Monday, February 16, 2026

The Exhaustion of PPD

     I’m tired of being tired. An intense, ceaseless dread undermines the foundation where gratitude for this new chapter supposed to lay. I’m tired physically, mentally, and sometimes spiritually. I’m tired of measuring my good days based on how productive I am. Am I even present in the moment?
     But it’s hard to stay in the moment’s joy, consistently. Too much has happened, scarring my neurological wiring…believing constantly that danger hides at the next corner. I’m tired of being anxious. Trying to prepare for coming growth, but the mind is hyper-vigilant and overcompensates by discarding excitement and adopting a leering foreboding.
     I’m tired of being lonely. Realizing that one family consisted of mere acquaintances; their care only present as long as there was a physical need. However, when the need was friendship - when presence couldn’t be promised - they gave space for silence at the wrong time. They knew, but didn’t check in. Were they truly empathetic or was their care only a requirement of the position and clock?
     I’m tired of being in survival mode. What happened to the settling down in ‘settling down’? The days of dreaming have been replaced with daily agenda catalogs. The adventure has become a monotonous schedule, and because of the constant fear, I quickly deplete of any motivation. If it isn’t anxiety or busyness felt, it is numb. I wish I could have peace. I wish I could have joy.

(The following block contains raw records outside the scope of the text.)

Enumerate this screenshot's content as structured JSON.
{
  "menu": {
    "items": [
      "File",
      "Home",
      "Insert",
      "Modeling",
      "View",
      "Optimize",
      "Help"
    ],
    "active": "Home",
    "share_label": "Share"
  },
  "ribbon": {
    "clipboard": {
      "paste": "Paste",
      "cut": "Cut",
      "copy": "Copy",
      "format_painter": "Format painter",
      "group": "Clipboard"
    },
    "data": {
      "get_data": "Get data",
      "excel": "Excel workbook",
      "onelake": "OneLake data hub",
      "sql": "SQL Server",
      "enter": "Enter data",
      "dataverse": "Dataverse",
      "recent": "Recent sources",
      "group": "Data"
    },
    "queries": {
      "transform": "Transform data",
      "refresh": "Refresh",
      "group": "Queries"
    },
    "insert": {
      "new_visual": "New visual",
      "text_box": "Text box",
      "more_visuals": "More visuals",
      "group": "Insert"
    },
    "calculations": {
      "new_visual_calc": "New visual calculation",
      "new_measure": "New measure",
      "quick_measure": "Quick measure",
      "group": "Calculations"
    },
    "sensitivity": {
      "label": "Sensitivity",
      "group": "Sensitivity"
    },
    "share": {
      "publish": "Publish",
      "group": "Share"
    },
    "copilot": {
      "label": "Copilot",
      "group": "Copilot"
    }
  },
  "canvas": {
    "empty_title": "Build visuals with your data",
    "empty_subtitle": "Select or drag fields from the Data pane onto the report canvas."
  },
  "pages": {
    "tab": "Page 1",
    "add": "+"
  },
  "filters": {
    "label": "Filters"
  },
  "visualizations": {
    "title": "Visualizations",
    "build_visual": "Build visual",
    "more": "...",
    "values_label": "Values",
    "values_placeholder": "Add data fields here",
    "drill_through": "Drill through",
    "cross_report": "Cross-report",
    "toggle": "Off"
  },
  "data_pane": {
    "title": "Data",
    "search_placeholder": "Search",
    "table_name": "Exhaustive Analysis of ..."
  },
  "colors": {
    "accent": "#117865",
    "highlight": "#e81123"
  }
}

     I miss the warmth of my husband’s embrace at night. Is healthy love truly “boring”? Is making a home just about having a lifelong roommate? I’m tired of feeling weak, needing to ask for help. My man is also worn, and so both of us know we need to support one another, but already exasperated. We assist as we can; but we become more weathered. Maybe I was disillusioned with the desire to have grand stories to tell my children. The world preaches that the domestic lacks the fervor that other careers or travel can bring. I’m still learning to submit to the purpose of being at home, when I’ve spent so much time finding my worth outside of it.
     It is wise to take each moment breath by breath. However, I’m tired of feeling like this mountain fails to reveal its chateau of peace. For every new milestone - every instance of praise lasts but a second before my mind begins to race as it prepares for the next leg of the journey. When can I finally rest? Dumping responsibilities, tunneled vision for the next task, I fail to enjoy the hope that waits for me. God, come to my rescue; and quicken the pace!